Michelle Malkin with an amusing analysis of the behavior of the brunch disruptors.
"America’s social-justice movement has reached a critical turning point. The Left’s bravest young warriors for change have turned . . . back to 1989 and borrowed costumes from Janet Jackson’s “Rhythm Nation” music video.
Clad in black-ops black from head to toe with fists held high, stylin’ members of the so-called “Black Brunch” brigade look like they’re ready to break into some old-school New Jack Swing dance moves. And . . . five, six, seven, eight!
But seriously, all you hate-mongering, racist oppressors: You must banish your colonialist, imperialist, and patriarchal impulses to mock. The “comrades” (yes, they really call themselves that) who don the solidarity-enhancing Black Brunch costume are sending a revolutionary, transformative message: This is war!
On your omelettes.
This past weekend, an organizing manual obtained and published by the Weasel Zippers blog (which was subsequently knocked offline for 12 hours by retaliatory activists) explained the Black Brunch agenda. Only those who are “black and of the African diaspora” received the guide. Black Brunch, they were told, is “a form of resistance and a direct action tactic” to “reclaim our humanity and right to unapologetically hold space in public.”

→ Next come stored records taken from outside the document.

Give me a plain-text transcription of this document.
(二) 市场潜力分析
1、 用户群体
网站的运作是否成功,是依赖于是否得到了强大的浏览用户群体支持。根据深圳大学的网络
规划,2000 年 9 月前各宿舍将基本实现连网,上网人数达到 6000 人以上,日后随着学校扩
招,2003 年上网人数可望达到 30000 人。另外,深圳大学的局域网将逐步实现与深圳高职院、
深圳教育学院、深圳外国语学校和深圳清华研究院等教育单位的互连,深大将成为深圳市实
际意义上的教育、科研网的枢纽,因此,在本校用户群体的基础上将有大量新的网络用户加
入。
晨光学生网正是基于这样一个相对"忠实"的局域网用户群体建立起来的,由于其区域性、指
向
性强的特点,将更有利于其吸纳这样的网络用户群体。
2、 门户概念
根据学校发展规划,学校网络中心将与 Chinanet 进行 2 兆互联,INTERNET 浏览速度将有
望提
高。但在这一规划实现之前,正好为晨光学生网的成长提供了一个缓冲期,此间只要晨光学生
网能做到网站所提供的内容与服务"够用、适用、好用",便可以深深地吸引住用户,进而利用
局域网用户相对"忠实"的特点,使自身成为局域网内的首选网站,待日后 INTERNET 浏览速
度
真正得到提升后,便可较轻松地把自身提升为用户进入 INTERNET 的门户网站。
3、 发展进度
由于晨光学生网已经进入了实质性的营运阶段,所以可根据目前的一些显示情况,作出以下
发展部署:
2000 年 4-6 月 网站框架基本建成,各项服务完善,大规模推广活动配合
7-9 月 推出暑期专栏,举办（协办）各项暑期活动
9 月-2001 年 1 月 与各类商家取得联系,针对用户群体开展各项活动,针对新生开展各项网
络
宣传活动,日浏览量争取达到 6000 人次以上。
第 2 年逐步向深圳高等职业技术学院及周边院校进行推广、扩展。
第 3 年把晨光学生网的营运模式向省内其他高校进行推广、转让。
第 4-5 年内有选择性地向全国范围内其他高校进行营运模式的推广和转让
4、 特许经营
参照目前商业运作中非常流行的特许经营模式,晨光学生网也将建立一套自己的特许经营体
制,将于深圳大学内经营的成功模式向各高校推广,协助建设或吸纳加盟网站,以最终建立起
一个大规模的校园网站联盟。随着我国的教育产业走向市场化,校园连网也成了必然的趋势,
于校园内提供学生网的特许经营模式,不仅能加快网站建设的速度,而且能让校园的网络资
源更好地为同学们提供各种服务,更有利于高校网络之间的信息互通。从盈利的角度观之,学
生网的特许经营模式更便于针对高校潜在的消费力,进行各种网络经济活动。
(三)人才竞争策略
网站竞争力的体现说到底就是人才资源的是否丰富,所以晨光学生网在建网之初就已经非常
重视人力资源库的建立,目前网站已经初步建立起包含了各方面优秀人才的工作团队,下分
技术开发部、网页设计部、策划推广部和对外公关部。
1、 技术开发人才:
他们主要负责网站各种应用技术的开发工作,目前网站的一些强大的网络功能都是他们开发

By “holding space in public,” they mean storming into a private business and screaming in your face while you’re spending your hard-earned money as other hardworking people try to make a living serving up a nice meal.
The farce, of course, is that this impudent “resistance” movement deliberately chooses marshmallow-soft targets where they will encounter absolutely no resistance of any kind to their trespassing.
Black Brunchers didn’t stomp their way into truck stops, police cafeterias, or military bases. They targeted privileged liberal enclaves in Oakland, San Francisco, Los Angeles, Baltimore, and New York City over the past month to raise the consciousness of unsuspecting midmorning diners. The Black Brunch bunch earned their badges of courage by barging into coffee shops, blocking lines at hummus snack stands, and even grandstanding at an Apple computer store (huh?) where sympathetic hipsters and pliant employees simply rolled over.
Note: The only clubs the enemy enslavers wielded were their club sandwiches. The only sticks in sight were cinnamon cocoa stirrers."